From the root of this repo, do:
python3.10 -m venv .venv
source .venv/bin/activate
pip install -e .
pip install -r requirements.txt
For discussions of specific exercises, see their respective folders. Note that I will add solutions to exercises pre-2.5 soon!
| Chapter | Exercise | Topic | Notes |
|---|---|---|---|
| 2 | 2.5 | Non-stationary bandit | Random walk on values -> noisier, slower convergence |
| 2 | 2.6 | Mysterious Spikes | ↑ initial optimism |
| 2 | 2.7 | Unbiased Constant-Step-Size Trick | Divide |
| 2 | 2.8 | UCB Spikes | ↑ exploration budget |
| 2 | 2.9 | Gradient Bandits | 2-variable softmax |
| 2 | 2.10 | Contextual bandits | With no context, acting randomly is best; with context, associating action-value estimates to states plus exploring leads to higher average reward |
| 2 | 2.11 | Nonstationary bandit parameter study |
|
| 3 | 3.1 | Finite MDP Examples | MDPs are very general! |
| 3 | 3.2 | Limits of MDPs | Ill-defined reward signal; very noisy observations of underlying state; very sparse rewards; highly unstable dynamics |
| 3 | 3.3 | Picking the agent-environment boundary | There is a Pareto front of controllability + complexity |
| 3 | 3.4 | Deriving one-step dynamics from state transition probabilities | The dynamics can be read off the state diagram |
| 3 | 3.5 | Episodic Modification for the Transition Distribution | Dynamics function can't condition on terminal states else probabilities are undefined |
| 3 | 3.6 | Episodic vs.
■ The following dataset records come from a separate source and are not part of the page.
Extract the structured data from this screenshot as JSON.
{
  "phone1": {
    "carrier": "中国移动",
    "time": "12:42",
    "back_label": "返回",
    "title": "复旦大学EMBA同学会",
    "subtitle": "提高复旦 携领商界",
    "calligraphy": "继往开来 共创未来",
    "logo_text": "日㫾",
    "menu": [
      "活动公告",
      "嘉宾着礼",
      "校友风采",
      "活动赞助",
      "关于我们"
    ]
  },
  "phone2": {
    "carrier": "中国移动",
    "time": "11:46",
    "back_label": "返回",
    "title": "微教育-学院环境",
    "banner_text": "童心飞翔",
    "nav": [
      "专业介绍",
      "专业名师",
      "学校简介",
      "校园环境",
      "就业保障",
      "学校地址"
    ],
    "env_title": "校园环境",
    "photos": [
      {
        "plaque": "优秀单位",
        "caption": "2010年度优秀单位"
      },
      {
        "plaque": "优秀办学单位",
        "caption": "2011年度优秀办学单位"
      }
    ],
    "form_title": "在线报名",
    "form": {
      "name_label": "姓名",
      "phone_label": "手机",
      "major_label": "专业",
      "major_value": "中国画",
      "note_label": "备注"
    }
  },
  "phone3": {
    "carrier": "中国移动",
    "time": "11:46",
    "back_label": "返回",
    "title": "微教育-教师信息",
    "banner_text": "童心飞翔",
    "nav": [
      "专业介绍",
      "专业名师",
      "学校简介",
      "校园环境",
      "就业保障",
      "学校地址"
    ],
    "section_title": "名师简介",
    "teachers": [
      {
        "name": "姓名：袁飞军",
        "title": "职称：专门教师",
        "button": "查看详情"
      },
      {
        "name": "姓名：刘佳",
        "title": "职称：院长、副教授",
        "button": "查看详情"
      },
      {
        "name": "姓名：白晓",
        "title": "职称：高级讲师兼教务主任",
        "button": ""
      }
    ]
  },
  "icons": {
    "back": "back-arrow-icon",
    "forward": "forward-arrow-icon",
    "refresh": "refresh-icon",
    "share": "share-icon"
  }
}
Continuing Returns of Pole-Balancing | Returns lie on a wider interval for continuing formulations than episodic |
| 3 | 3.7 | The issue with sparse rewards | Sparse rewards inhibit exploration; densifying the reward signal can help |
| 3 | 3.8 | Computing returns from rewards | Recurrence lets us compute earlier returns from later ones |
| 3 | 3.9 | Early Returns with Infinite Horizons | Infinite-horizon returns are easily computable when rewards are constant |
| 3 | 3.10 | Proof of the infinite geometric series identity | Telescoping-sum method works here |
| 3 | 3.11 | Expected Reward in terms of Policy | The product of policy and marginalized dynamics function yields the agent's expected rewards |
| 3 | 3.12 | State-value function in terms of action-value function | State-value is the expectation of action-value under the policy's action probabilities in that state |
| 3 | 3.13 | Action-value function in terms of state-value function | Action-value is the expected immediate reward plus the discounted expected next-state value |
| 3 | 3.14 | Center state-value in Gridworld | When state-values of successor states are known it is easy to derive the state-value of a predecessor state from them |
| 3 | 3.15 | Adding a constant to all rewards in a continuing task | This adds a constant to all state-values, leaving their relative values unchanged |
| 3 | 3.16 | Adding a constant to all rewards in an episodic task | This shifts state-values randomly depending on episode length. Positive constants incentivize longer episodes. Negative constants incentivize shorter ones. |
| 3 | 3.17 | Bellman equation for action-values | Action-values are the expected {immediate reward plus discounted action-value of successor state/actions} |
| 3 | 3.18 | State-value in terms of action-value | State-value is the expected action-value |
| 3 | 3.19 | Action-value in terms of state-value | Action-value is the expected immediate reward plus discounted next state value |
| 3 | 3.20 | Optimal state-value function for golf | Optimal state-value function looks like optimal action-value function except where optimal actions are taken in each state |
| 3 | 3.21 | Optimal action-value function for putting | The optimal action value is the immediate reward plus the optimal state-value of the resulting state after putting |
| 3 | 3.22 | Policy optimality under different discount factors | Discount factor can change which policy is optimal |
| 3 | 3.23 | Optimal action-value equation for recycling robot | We can write a system of equations for optimal action-values in terms of environment dynamics and other optimal action-values |
| 3 | 3.24 | Optimal state-value from the optimal policy | Knowing the optimal policy can reveal the sequence of future rewards from a given state, which determines the optimal state-value for that state |
| 3 | 3.25 | Optimal state-value in terms of optimal action-value | A state's optimal value equals the max of the optimal action-values for the actions the agent can take there |
| 3 | 3.26 | Optimal action-value in terms of optimal state-value and dynamics | Optimal action-value is the average of the immediate reward and the discounted optimal state-value over successor states, which are weighted by the transition dynamics |
| 3 | 3.27 | Optimal policy in terms of optimal action-values | Optimal policy is greedy w.r.t. optimal action-values; it picks actions that yield maximal optimal action-value |
| 3 | 3.28 | Optimal policy in terms of optimal state-values and dynamics | Optimal policy picks actions that yield maximal next-reward plus discounted (optimal) state-value |
| 3 | 3.29 | Rewriting Bellman equations | In MDPs, one-step look-ahead is enough for optimal decision-making! |
| 4 | 4.1 | Action-values of a Random Policy in Gridworld | Action-values are computed easily when state-values are given |
| 4 | 4.2 | Changing one transition in the dynamics | Usually altering any transition changes all state-values. But not if the alteration swaps state-values that are exactly equal! |